Petousis-Harris also refuted claims that the study showed the risks of COVID-19 vaccines outweighed their benefits.

“No vaccine is 100% without risk but the risks from COVID-19 vaccines are extremely low. Risks from the infection are much higher,” she said.

Indeed, while COVID-19 mRNA vaccines are associated with a slightly elevated risk of myocarditis and viral vector vaccines with a particular type of blood clot, studies have found that the risk of heart complications and blood clots associated with COVID-19 is greater[7-9].

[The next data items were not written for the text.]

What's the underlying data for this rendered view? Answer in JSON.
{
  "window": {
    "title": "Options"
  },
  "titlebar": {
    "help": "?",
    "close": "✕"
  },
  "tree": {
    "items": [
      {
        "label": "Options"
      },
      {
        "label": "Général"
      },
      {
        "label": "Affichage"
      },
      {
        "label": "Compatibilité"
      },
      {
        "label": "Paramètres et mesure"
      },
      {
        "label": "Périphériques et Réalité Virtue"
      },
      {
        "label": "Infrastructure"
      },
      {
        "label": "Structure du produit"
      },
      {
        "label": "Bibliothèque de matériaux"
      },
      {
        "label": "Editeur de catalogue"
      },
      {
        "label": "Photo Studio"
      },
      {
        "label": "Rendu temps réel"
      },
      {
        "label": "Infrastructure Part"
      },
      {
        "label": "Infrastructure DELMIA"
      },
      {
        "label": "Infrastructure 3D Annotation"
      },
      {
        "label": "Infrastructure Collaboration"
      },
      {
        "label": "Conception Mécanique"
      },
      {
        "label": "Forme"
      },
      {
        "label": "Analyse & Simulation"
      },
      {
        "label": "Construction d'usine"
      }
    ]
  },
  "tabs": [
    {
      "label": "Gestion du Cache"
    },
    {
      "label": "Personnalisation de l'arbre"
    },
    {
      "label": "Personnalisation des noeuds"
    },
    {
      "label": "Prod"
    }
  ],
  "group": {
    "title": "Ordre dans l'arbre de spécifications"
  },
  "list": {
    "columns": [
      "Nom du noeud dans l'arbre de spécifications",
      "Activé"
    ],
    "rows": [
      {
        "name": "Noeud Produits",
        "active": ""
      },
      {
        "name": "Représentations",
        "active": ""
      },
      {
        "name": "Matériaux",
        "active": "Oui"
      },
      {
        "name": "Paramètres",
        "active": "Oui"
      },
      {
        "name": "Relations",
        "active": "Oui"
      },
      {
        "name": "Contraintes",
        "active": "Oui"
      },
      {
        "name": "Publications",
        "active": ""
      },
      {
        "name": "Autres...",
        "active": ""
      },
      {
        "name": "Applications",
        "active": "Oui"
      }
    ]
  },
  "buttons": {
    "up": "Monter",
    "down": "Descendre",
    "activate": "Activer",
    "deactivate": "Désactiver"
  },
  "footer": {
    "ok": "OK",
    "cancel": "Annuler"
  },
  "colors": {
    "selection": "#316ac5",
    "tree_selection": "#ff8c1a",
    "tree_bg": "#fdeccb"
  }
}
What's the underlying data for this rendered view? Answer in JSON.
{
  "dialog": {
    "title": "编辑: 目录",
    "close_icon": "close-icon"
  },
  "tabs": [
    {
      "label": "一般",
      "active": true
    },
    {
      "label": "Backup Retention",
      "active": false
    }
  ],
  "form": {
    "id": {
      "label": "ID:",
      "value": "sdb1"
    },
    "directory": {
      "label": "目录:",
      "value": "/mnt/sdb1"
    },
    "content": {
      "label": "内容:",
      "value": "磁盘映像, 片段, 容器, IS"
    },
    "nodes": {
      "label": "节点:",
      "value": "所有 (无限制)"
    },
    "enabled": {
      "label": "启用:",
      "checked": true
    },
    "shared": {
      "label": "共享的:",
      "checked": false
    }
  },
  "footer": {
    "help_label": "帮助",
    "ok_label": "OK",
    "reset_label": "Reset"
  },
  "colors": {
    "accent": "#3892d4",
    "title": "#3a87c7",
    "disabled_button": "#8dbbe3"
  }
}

She also countered the claim that the study presented “horrifying” findings. “The findings are reassuring,” she said, as “this huge study did not reveal anything unexpected that had not been raised before […] and shows that these adverse events are very rare”.

Claims that COVID-19 vaccines were inadequately tested or experimental are nothing new. Health Feedback addressed the claims in several earlier reviews. The narrative is that the COVID-19 vaccines must have been rushed to market, since other vaccines took several years to complete testing and obtain approval, whereas the COVID-19 vaccines took only two years.

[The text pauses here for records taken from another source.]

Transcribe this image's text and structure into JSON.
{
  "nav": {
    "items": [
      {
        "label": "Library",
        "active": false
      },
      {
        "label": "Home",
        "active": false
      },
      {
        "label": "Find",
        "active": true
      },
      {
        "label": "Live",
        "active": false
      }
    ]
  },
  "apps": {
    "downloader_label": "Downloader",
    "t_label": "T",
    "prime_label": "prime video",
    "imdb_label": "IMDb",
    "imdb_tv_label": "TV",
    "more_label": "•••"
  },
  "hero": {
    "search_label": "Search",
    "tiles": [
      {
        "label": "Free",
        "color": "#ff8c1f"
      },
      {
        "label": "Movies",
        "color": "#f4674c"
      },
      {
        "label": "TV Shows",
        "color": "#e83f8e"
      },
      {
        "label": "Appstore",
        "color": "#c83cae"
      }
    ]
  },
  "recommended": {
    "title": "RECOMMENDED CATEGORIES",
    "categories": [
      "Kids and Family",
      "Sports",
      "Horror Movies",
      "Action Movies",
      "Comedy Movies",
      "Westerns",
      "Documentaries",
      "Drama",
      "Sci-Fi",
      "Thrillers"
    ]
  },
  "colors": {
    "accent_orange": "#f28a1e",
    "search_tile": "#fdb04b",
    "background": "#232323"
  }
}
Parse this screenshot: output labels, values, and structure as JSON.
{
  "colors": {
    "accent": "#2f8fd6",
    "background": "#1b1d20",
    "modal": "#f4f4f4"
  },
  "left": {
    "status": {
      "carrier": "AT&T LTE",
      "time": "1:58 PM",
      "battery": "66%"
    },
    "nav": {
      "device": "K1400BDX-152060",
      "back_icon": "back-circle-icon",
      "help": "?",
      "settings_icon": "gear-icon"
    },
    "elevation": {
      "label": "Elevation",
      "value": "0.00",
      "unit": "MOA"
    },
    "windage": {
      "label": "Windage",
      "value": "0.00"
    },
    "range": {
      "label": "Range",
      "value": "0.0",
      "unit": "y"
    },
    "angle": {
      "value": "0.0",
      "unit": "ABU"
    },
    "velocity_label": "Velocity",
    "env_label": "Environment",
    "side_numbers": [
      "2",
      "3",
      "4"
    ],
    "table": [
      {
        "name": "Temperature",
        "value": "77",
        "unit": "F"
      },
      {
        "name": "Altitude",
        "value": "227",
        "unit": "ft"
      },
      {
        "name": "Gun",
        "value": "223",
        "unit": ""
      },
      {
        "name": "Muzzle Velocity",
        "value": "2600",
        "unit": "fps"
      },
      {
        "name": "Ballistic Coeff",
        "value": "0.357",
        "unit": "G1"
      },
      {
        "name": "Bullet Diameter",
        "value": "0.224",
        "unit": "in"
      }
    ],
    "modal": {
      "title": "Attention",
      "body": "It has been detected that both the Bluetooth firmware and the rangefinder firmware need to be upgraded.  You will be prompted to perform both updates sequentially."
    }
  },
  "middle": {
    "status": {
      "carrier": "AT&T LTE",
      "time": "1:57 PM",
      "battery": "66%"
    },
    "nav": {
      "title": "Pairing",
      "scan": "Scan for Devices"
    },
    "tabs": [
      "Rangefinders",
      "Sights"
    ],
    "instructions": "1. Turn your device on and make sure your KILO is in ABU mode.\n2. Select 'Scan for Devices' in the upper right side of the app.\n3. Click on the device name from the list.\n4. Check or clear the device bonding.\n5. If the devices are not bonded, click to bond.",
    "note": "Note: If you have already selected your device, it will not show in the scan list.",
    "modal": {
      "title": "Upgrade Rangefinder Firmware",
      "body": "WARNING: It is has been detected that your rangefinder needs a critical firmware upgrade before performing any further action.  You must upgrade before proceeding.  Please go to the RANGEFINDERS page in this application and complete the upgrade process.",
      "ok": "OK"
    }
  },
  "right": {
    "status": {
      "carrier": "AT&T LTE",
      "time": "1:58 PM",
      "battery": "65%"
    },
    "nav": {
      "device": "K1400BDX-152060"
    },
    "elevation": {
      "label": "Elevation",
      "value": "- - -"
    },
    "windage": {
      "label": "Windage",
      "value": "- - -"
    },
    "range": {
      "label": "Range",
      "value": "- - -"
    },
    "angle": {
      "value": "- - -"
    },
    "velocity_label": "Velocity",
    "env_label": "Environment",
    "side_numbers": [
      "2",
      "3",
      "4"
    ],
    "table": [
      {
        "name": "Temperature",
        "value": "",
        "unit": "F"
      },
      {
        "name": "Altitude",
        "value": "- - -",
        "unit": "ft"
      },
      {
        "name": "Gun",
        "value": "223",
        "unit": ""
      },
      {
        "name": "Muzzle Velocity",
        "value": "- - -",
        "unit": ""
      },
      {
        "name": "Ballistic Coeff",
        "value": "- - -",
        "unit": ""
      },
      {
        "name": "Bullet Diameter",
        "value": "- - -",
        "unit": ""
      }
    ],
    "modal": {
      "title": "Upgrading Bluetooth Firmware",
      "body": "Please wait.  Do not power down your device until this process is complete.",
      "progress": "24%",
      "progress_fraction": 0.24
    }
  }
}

But as this article by the British Society for Immunology explains, the speed with which this was accomplished mainly had to do with the urgency needed to tackle the COVID-19 pandemic. This meant that unlike other vaccines, there were an unprecedented amount of resources dedicated specifically towards the vaccine manufacturing process and review of the scientific data for COVID-19 vaccines. Additionally, more funding was put towards the development of the COVID-19 vaccines.

The concerted, collaborative effort to accelerate the vaccine development timeline enabled COVID-19 vaccines to be developed, tested, and authorized more quickly than other vaccines. COVID-19 vaccines reached the market quicker than other vaccines not because corners were cut, but because it was the number one priority on everyone’s agenda, from governments to regulatory agencies to the scientific community.